Cagiva V593 e il giorno in cui l’Italia batté il Giappone
Cagiva V593: una pura moto da Gran Premio, un sogno trasformato in realtà. La sua storia memorabile.

Ci sono giorni che restano impressi nella memoria collettiva di un intero sport. Momenti che sfidano le probabilità, che sorprendono e commuovono. Il 12 settembre 1993, sul circuito americano di Laguna Seca, il motociclismo italiano visse il suo giorno perfetto: la Cagiva V593, una moto che sembrava destinata a inseguire, salì sul gradino più alto del podio, lasciando dietro di sé colossi come Honda, Yamaha e Suzuki.
La sfida impossibile
La classe 500 del Motomondiale era un’arena spietata. Le case giapponesi dominavano con risorse illimitate, tecnologie d’avanguardia e una lunga esperienza. La Cagiva, invece, era una realtà coraggiosa ma ben più piccola, animata da una visione ambiziosa: creare una moto tutta italiana in grado di competere ai massimi livelli.
La V593 fu il frutto di anni di sviluppo, di passione e test estenuanti. Era un progetto ostinato, alimentato dalla determinazione del patron Claudio Castiglioni, che non si arrese mai all’idea che “italiano” fosse sinonimo di “secondo”.
Un cuore da corsa
Il cuore pulsante della Cagiva V593 era un motore V4 a due tempi da 498,5 cc, con angolo di 80°, raffreddato a liquido e alimentato da quattro carburatori Mikuni TW 37. Erogava 180 cavalli a 12.700 giri/minuto, abbastanza per far tremare anche le più blasonate giapponesi. Il cambio era ravvicinato, il sistema di accensione sofisticato e il peso contenuto in appena 130 kg a secco.
Non era però solo potenza. Il segreto della V593 era nella sua raffinatezza ciclistica: telaio in alluminio, sospensioni Ohlins pluriregolabili, freni potentissimi e una cura maniacale per i dettagli. Ogni componente era pensato per ottenere rigidità, leggerezza e reattività, fino al forcellone che veniva testato sia in fibra di carbonio sia in alluminio.
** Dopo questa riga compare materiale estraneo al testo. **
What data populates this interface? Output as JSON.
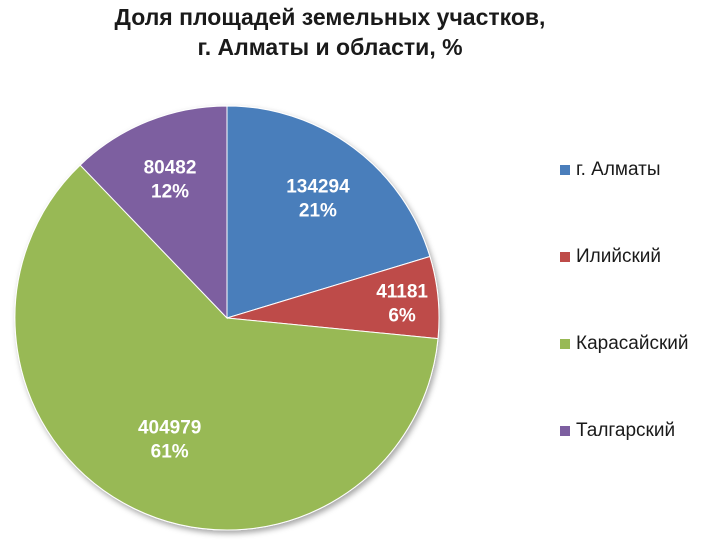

Il giorno perfetto di Cagiva
A portarla alla gloria fu John Kocinski, pilota americano talentuoso e molto particolare. In quella stagione travagliata, Kocinski venne chiamato da Cagiva per sostituire Doug Chandler nelle ultime gare. L’esordio fu promettente ma a Laguna Seca accadde qualcosa di speciale.
Davanti al pubblico di casa, su un circuito che conosceva alla perfezione, Kocinski danzò con la Cagiva. Ogni curva, ogni frenata, ogni accelerazione sembrava perfetta. E quando tagliò il traguardo per primo, il paddock esplose. Era la prima (e unica) vittoria della Cagiva nella classe regina del Motomondiale: un trionfo dal sapore epico.
Un’eredità d’oro
La Cagiva V593 era una pura moto da Gran Premio, pensata solo per la pista. La sua importanza storica però è immensa. Dimostrò che l’eccellenza italiana poteva ancora dire la sua anche nel livello più assoluto delle corse. Oggi l’esemplare originale della moto vincitrice a Laguna Seca è un pezzo da museo, passato anche per prestigiose aste internazionali, come quella di Mecum a Las Vegas nel 2021.
Un sogno rosso Cagiva
Rosso corsa, suono acuto, leggerezza assoluta. La Cagiva V593 è stata un sogno trasformato in realtà. Una moto costruita non solo con il metallo ma con il cuore, l’orgoglio e la passione. Il suo successo è stato una rivincita per chi ha sempre creduto che anche i più piccoli, con le idee giuste, possono battere i giganti. Mentre i decibel della sua marmitta a due tempi si perdono nella memoria, il suo eco ruggisce ancora, ogni volta che qualcuno ricorda quel giorno d’estate a Laguna Seca.